Pacuan pun satu per satu dimulai. Sepanjang acara, gue takjub dengan mata terbelalak. Gue selalu kagum dengan nyali dan stamina jockey dalam mengendalikan kuda masing - masing, dengan kecepatan lari yang luar biasa cepat....dan posisi badan menungging pula !

Jam 9 malam gue meninggalkan Gold Card Room. Gue harus pulang sekarang karena khawatir kehabisan MRT untuk pulang ke hostel. Gue pun naek MRT untuk kembali ke Boon Keng Station.
Gue tiba di hostel sekitar jam 10 malam lewat. Hostel masih tak berpenghuni, tapi lampu dan AC di ruang tamu udah dinyalain, walaupun tetap remang - remang. Kelar mandi gue langsung berinternetan ria sambil menikmati secangkir teh hangat. Abis itu gue ke ruang nonton, dan saat itulah Ricky datang bersama seorang tamu perempuan. Horeee! Akhirnya malam ini gue ngga akan tidur sendirian di hostel itu. Choi nama tamu yang baru yang asal Korea Selatan itu. Dia tidur di kamar yang sama dengan gue, ranjang kami bersebelahan. Di kamar gue sempat ngobrol sama Choi, walaupun dengan kesulitan tingkat tinggi. Choi ngga gitu ngerti bahasa Inggris. Tapi ngga apa - apa, gue tetap senang karena akhirnya ada teman sekamar malam ini.

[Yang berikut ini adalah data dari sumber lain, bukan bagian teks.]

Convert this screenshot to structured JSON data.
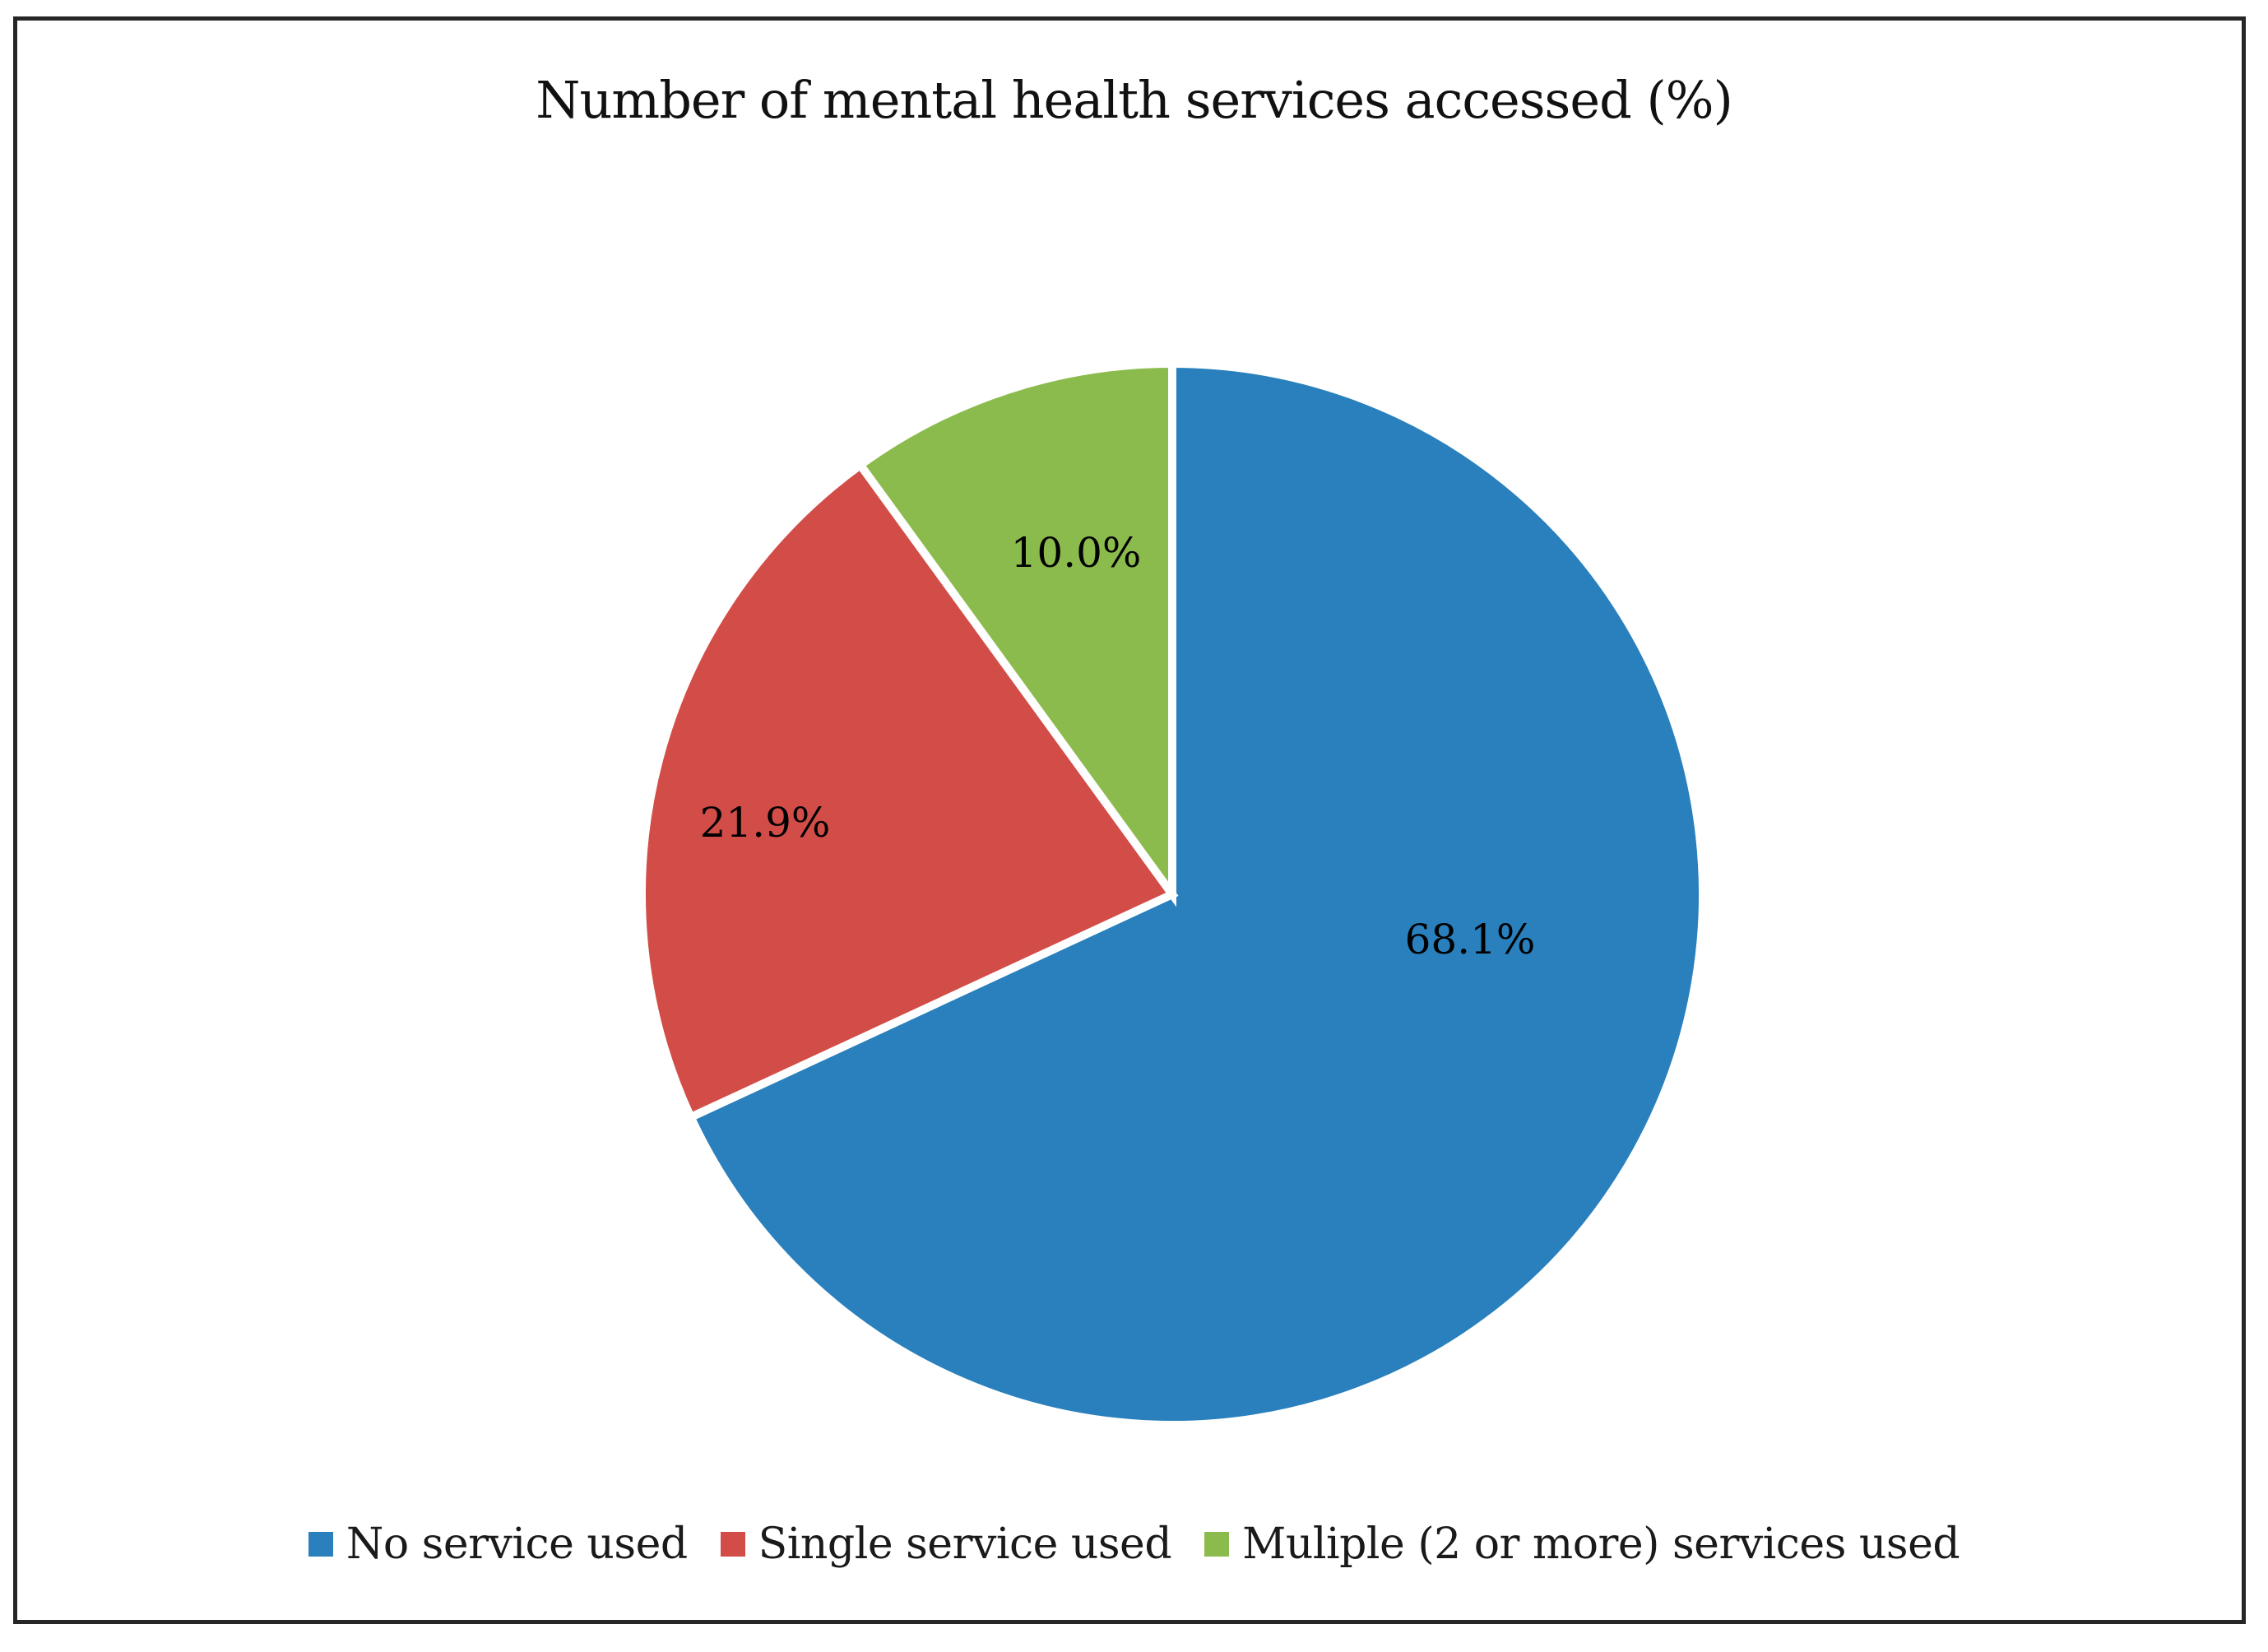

Selesai ngobrol sama Choi gue pun merebahkan badan gue di ranjang. Pikiran gue asyik menerawang mengingat pacuan kuda yang gue tonton hari ini. Andaikan gue bisa jadi jockey...tapi hampir mustahil kayaknya, dimulai dari masalah fisik. Gue terlalu gendut dan tinggi untuk jadi jockey kayaknya. Kata pelatih kuda gue, berat badan seorang jockey ngga boleh lebih dari 50 kg. Kapan berat badan gue pernah 50 kg ? Mungkin waktu gue SD ? atau SMP ? Belum lagi masalah nyali dan kemampuan berkuda yang dituntut dari seorang jockey. Gue ingat, setiap gue menunggang Samudra yang sedang berlari, dalam hati gue akan menjerit..."Mamaaaaaaaa!!!"